Les parents observent depuis les gradins le long du périmètre du gymnase, beaucoup formant leur propre réseau de soutien improvisé. Fatima Mohammed, dont deux fils participent, me dit que ce programme a transformé l’expérience de leur famille au Canada.
« Avant, mes garçons restaient dans notre appartement après l’école, regardant des vidéos de notre pays d’origine, » dit-elle par l’intermédiaire d’un traducteur. « Maintenant ils pratiquent des phrases en anglais à utiliser au basketball. Ils ont des amis canadiens. Ils sentent qu’ils peuvent faire partie de cet endroit. »
L’impact de l’initiative s’étend au-delà du gymnase. Les enseignants des écoles locales signalent une amélioration de la participation en classe et de l’intégration sociale parmi les élèves qui y assistent. La directrice Eleanor Greene de l’école élémentaire Wascana Plains note: « Nous avons constaté des améliorations remarquables dans l’acquisition de l’anglais et la confiance générale. Les sports créent des opportunités naturelles pour pratiquer la langue sans la pression d’un enseignement formel. »
Tout le monde n’arrive pas avec une expérience du basketball. Le programme inclut délibérément le développement des compétences à tous les niveaux, garantissant que les nouveaux arrivants sans exposition préalable puissent participer confortablement aux côtés de ceux qui ont déjà joué.

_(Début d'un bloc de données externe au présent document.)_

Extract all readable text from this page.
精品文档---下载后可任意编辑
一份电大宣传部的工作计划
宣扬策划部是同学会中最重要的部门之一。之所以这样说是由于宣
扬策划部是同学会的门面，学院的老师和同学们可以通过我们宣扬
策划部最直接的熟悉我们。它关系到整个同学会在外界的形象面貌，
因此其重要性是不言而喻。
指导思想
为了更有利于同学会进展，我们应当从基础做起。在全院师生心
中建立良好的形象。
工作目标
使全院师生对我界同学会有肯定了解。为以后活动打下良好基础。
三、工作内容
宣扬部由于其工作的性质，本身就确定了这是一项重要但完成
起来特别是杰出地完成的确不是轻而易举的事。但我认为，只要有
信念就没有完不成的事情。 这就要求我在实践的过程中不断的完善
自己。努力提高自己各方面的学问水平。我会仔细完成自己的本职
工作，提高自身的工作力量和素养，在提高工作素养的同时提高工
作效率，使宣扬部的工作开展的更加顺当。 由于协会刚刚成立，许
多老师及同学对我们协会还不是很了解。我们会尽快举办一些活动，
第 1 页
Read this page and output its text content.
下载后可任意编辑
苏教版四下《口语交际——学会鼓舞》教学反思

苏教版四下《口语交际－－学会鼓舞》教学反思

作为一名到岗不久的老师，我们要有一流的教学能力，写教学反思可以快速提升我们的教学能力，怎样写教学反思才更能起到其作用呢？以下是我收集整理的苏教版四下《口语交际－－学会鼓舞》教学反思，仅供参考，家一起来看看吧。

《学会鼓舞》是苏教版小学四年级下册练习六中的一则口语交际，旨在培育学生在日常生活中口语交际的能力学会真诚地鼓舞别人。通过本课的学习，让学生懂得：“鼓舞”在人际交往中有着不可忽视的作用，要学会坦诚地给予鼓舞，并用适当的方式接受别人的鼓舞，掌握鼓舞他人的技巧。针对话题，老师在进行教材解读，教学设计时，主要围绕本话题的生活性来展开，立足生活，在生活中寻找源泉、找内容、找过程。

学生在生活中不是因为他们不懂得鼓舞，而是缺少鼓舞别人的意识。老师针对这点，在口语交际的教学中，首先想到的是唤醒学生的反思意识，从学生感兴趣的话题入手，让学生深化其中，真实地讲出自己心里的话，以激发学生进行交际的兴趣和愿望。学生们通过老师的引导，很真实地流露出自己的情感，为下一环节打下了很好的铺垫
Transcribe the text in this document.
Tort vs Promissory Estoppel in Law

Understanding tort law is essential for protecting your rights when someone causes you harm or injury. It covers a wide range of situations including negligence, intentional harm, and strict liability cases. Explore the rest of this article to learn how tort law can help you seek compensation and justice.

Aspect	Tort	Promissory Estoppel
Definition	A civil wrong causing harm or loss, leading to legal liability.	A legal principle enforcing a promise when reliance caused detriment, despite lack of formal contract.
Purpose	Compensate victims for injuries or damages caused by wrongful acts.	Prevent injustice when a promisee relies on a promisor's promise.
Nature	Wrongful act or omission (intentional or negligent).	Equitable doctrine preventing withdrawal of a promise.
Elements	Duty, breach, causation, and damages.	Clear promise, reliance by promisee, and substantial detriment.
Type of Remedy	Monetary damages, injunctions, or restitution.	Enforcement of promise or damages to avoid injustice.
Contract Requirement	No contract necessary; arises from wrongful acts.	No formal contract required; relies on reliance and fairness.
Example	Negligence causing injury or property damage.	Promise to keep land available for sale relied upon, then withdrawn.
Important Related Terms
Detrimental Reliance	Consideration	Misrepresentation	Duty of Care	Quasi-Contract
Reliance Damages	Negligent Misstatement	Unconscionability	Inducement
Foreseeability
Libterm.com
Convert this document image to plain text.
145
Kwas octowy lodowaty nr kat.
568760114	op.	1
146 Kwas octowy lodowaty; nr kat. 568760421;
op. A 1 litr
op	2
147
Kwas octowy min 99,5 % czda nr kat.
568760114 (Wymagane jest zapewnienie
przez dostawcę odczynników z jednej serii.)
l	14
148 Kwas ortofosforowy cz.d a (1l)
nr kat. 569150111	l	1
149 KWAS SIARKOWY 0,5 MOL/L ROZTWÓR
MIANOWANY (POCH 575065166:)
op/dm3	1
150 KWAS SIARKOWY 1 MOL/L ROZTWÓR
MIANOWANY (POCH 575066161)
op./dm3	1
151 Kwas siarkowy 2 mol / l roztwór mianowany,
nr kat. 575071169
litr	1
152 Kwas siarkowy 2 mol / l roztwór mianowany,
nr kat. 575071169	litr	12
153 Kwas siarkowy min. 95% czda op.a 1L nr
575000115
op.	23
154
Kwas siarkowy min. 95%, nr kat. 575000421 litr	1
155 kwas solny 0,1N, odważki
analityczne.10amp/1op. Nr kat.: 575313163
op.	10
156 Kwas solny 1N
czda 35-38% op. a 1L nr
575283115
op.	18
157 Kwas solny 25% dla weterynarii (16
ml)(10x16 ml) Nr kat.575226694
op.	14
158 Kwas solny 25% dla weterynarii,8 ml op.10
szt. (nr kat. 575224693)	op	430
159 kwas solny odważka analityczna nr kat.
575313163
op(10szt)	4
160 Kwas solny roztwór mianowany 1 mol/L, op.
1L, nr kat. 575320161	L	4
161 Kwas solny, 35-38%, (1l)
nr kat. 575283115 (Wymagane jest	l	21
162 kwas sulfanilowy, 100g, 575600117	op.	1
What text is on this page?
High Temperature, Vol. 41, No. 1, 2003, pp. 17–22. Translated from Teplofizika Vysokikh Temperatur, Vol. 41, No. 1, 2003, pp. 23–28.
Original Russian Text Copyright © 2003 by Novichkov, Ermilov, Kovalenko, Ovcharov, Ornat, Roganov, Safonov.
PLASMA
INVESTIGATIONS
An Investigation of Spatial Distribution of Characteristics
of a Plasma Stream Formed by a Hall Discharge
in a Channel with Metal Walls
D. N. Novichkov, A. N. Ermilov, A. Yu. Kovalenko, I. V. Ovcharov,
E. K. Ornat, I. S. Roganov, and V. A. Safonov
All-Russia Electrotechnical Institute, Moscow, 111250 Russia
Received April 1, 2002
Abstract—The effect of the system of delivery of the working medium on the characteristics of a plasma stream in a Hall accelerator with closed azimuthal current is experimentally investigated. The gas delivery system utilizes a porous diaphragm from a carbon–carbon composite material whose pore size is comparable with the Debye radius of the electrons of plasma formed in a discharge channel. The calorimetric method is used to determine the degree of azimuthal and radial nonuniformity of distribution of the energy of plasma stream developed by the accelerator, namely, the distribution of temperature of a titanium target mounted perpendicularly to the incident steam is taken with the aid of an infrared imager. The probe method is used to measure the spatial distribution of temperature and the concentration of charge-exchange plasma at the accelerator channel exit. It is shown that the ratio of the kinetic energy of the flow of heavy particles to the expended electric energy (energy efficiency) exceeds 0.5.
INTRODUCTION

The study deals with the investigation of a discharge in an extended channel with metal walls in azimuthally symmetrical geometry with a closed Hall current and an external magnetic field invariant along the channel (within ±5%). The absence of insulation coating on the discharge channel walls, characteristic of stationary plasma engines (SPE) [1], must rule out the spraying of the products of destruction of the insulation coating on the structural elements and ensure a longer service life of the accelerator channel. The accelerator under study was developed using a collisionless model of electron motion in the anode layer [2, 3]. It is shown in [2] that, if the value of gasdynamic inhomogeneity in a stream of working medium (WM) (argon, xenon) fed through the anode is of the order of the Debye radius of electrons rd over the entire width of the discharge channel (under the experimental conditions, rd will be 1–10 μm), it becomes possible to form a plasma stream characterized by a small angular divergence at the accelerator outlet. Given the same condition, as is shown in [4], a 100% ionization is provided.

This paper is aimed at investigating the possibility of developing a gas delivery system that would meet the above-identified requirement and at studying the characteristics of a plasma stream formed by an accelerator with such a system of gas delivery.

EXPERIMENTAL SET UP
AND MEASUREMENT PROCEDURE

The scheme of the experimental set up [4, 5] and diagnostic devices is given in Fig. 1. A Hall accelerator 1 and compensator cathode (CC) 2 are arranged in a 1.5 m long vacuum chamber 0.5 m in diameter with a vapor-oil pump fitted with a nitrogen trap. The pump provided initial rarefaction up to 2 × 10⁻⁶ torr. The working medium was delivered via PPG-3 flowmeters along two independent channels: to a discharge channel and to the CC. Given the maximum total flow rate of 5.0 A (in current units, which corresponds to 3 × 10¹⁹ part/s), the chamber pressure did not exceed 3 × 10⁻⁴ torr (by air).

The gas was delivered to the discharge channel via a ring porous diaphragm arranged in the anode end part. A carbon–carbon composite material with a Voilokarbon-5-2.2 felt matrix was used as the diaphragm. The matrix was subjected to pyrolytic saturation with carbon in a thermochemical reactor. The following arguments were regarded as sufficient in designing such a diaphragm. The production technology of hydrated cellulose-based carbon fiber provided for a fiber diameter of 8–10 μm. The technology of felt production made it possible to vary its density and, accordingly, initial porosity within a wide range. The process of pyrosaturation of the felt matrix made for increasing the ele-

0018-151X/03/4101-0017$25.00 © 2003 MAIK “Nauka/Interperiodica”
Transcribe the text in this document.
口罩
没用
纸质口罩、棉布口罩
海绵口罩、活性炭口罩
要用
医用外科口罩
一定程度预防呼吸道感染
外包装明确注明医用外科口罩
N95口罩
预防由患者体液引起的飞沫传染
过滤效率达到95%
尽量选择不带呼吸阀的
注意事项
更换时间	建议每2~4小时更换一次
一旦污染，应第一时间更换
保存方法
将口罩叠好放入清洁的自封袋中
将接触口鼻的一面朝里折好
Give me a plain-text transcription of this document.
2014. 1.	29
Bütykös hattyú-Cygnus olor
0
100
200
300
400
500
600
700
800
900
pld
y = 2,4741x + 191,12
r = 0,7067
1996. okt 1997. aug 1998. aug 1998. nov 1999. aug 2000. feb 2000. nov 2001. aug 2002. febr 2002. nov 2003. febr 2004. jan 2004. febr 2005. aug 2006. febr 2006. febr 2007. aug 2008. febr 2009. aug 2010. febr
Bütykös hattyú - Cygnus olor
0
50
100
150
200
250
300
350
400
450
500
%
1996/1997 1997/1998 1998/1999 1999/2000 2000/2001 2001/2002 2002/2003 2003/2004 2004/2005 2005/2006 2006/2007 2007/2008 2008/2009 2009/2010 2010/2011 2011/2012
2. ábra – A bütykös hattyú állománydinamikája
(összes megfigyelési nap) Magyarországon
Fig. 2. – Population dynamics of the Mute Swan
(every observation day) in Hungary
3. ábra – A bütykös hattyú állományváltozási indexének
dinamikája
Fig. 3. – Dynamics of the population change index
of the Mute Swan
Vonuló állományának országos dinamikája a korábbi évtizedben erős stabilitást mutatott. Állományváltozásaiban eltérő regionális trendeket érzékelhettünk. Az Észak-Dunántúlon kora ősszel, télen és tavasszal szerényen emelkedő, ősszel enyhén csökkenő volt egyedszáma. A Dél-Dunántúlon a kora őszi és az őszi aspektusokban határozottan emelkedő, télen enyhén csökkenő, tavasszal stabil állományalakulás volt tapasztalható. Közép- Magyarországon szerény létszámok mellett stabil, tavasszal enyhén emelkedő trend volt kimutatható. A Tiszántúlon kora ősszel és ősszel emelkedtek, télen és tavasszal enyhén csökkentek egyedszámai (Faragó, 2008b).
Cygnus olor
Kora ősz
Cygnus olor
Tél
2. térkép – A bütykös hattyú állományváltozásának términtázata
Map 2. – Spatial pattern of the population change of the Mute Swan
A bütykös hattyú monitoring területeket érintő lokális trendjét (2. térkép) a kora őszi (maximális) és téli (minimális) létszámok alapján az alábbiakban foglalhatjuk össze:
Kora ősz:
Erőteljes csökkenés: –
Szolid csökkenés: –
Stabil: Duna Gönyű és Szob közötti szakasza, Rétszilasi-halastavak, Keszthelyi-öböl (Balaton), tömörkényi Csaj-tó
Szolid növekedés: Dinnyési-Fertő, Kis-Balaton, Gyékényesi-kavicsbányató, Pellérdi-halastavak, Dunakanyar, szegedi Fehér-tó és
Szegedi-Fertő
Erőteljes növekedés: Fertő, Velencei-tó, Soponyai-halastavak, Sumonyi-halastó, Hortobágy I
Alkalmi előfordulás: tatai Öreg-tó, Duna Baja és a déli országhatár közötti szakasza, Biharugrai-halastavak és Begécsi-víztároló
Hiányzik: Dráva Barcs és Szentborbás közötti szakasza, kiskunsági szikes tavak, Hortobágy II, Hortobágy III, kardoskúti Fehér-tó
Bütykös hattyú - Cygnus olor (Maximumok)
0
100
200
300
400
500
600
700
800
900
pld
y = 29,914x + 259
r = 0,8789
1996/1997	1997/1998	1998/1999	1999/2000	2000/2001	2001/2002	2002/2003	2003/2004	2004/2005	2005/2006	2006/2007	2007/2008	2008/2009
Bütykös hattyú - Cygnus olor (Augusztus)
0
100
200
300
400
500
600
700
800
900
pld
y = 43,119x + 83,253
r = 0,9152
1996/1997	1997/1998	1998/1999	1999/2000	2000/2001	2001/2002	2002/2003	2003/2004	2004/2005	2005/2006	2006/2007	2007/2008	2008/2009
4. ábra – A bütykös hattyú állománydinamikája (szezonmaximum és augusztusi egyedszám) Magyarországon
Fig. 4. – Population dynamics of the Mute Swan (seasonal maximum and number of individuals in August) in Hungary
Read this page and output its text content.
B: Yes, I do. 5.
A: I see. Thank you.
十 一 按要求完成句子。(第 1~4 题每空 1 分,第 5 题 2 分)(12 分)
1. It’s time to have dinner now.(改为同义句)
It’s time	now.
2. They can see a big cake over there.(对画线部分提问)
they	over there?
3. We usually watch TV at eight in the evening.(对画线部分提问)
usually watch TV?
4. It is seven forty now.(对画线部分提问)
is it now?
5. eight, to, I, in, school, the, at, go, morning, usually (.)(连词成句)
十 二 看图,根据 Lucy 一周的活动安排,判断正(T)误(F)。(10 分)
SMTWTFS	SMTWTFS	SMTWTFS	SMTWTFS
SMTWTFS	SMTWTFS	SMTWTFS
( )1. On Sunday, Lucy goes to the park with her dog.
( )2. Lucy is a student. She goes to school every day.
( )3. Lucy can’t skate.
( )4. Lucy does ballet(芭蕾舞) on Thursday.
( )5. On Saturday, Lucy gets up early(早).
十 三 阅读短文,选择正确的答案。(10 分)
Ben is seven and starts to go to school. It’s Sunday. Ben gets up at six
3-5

« Je n’avais jamais touché un ballon de basketball jusqu’à il y a trois semaines, » dit Mei, 16 ans, récemment arrivée des Philippines. « Maintenant je peux dribbler et même marquer quelques paniers. Les entraîneurs rendent amusant d’essayer de nouvelles choses. »
L’agent de liaison communautaire de la police de Regina, l’agent James Wong, visite régulièrement, établissant des relations positives avec des jeunes qui pourraient autrement considérer les autorités avec méfiance en raison d’expériences dans leurs pays d’origine.
« Beaucoup de ces jeunes viennent d’endroits où la police représente quelque chose à craindre, » explique Wong. « Ici, ils me voient rater des layups faciles et en rire. Cela humanise l’uniforme et leur montre que le maintien de l’ordre communautaire au Canada est différent. »
Le programme culmine avec un tournoi amical où les participants montrent leurs compétences aux membres de la famille et aux supporters de la communauté. L’événement de l’année dernière a attiré plus de 200 spectateurs, dont la mairesse Sandra Masters, qui a présenté des médailles de participation.
Pour Adnan et d’autres comme lui, le terrain de basketball est devenu plus qu’un endroit pour jouer – c’est là où le Canada commence à ressembler à un foyer.
« J’étais nerveux de venir dans un nouveau pays, » dit Adnan, retournant à l’entraînement avec une détermination renouvelée. « Maintenant j’ai des amis qui m’aident avec mes devoirs. Nous jouons au basketball les fins de semaine. Je leur apprends des mots en arabe, et ils m’apprennent l’argot canadien. »
Alors que les partenaires financiers envisagent une expansion vers d’autres communautés de la Saskatchewan, les coordinateurs du programme recueillent des données sur les résultats à long terme. Les premiers indicateurs suggèrent que les participants montrent une meilleure assiduité scolaire, une acquisition plus rapide de la langue et des connexions communautaires plus fortes que leurs pairs sans opportunités récréatives structurées.
La mesure de réussite la plus révélatrice vient peut-être de Gabriela, 12 ans, arrivée du Venezuela l’année dernière: « Dans mon ancien pays, j’avais toujours peur. Ici sur ce terrain, je peux simplement être une enfant à nouveau. »
Pendant quelques heures chaque semaine, le basketball transcende le sport, devenant plutôt un puissant outil d’appartenance dans un pays que ces jeunes commencent tout juste à appeler leur foyer.